After 9/11, Muslims Put On the Spot to Explain Islam, Counter Misperceptions

September 11, 2005

Source: / Union-Tribune

On September 11, 2005 the Union-Tribune reported, "Community members estimate that 80,000 to 100,000 Muslims live in San Diego County, although an exact census figure isn't available. That means there are more Muslims here than Presbyterians or Episcopalians or United Methodists, and the number of Muslims is roughly equal to the number of Jews. The faces are diverse: immigrants and converts, newcomers and old-timers, Arabs, Asians, Africans and Anglos, who all look at the world through Muslim eyes. Four years ago today, their world changed... [Ghada Osman is an assistant professor at San Diego State University and director of its Center for Islamic and Arabic Studies.] Since the attacks, Osman, a 31-year-old native of New Jersey who was educated at Harvard, has spoken to countless groups about Islam. [Bader El-Ghussein of Del Cerro, 21] has fielded questions from classmates.

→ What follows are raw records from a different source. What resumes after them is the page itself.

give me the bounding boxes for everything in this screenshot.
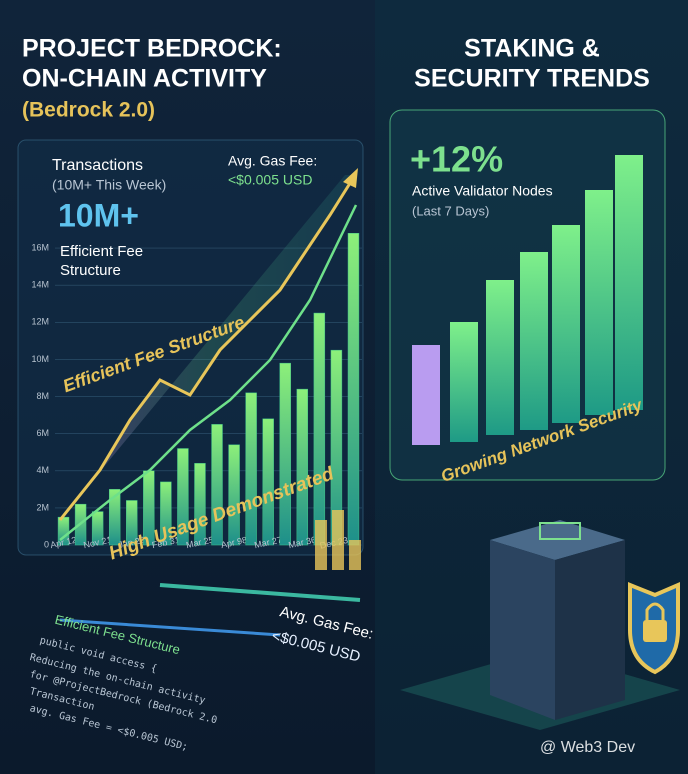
bar (91, 511, 104, 546)
bar (177, 448, 189, 546)
server-front (555, 540, 625, 720)
lock (643, 620, 667, 642)
right-title: SECURITY TRENDS (414, 65, 650, 93)
decor-bar (552, 225, 580, 423)
chart-panel (17, 139, 364, 556)
y-tick-label: 0 (44, 539, 49, 549)
validator-bars (412, 155, 643, 445)
validator-label: Active Validator Nodes (412, 183, 553, 199)
server-icon (400, 520, 680, 730)
decor-bar (349, 540, 361, 570)
decor-line (59, 618, 281, 637)
decor-bar (486, 280, 514, 435)
decor-line (159, 583, 361, 602)
bar (279, 362, 291, 546)
y-tick-label: 16M (31, 242, 49, 252)
bar (126, 500, 138, 546)
arrow-head (343, 168, 358, 188)
left-subtitle: (Bedrock 2.0) (22, 99, 155, 122)
left-title: ON-CHAIN ACTIVITY (22, 65, 267, 93)
decor-bar (520, 252, 548, 430)
bar (228, 444, 240, 546)
right-title: STAKING & (464, 35, 600, 63)
trend-line (59, 204, 358, 541)
bar (108, 489, 121, 546)
y-tick-label: 14M (31, 280, 49, 290)
bar (262, 418, 274, 546)
server-light (539, 522, 581, 540)
bar (245, 392, 257, 546)
stat-caption: Structure (60, 262, 121, 279)
y-tick-label: 10M (31, 354, 49, 364)
y-tick-label: 4M (36, 465, 49, 475)
decor-bar (332, 510, 344, 570)
watermark: @ Web3 Dev (540, 739, 635, 756)
decor-bar (315, 520, 327, 570)
validator-note: (Last 7 Days) (412, 203, 489, 218)
decor-bar (585, 190, 613, 415)
validator-change: +12% (410, 139, 503, 180)
fee-label: Avg. Gas Fee: (228, 153, 317, 169)
bar (313, 312, 326, 546)
y-tick-label: 12M (31, 317, 49, 327)
trend-line (58, 179, 354, 521)
decor-bar (412, 345, 440, 445)
decor-bar (450, 322, 478, 442)
stat-caption: Efficient Fee (60, 243, 143, 260)
floor-bars (59, 510, 361, 637)
bar (194, 463, 206, 546)
server-side (490, 540, 555, 720)
fee-value: <$0.005 USD (228, 172, 312, 188)
stat-value: 10M+ (58, 197, 139, 233)
decor-bar (615, 155, 643, 410)
bar (160, 481, 172, 546)
stat-label: Transactions (52, 157, 143, 174)
y-tick-label: 2M (36, 502, 49, 512)
stat-note: (10M+ This Week) (52, 177, 166, 193)
y-tick-label: 6M (36, 428, 49, 438)
lock-shackle (645, 602, 665, 620)
left-title: PROJECT BEDROCK: (22, 35, 282, 63)
bar (347, 233, 360, 546)
bar (296, 388, 309, 546)
y-tick-label: 8M (36, 391, 49, 401)
bar (211, 424, 223, 546)
trend-area (60, 175, 355, 520)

Likewise, engineers, merchants, homemakers and others have found themselves trying to convince people that Islam is a religion of peace... Last month, [after the July bombings in London] the Islamic Center of San Diego in Clairemont – the county's busiest mosque, attracting about 900 people for Friday prayers – reopened its doors for tours, just as it did after Sept. 11, in a continuing effort to be part of the mainstream community."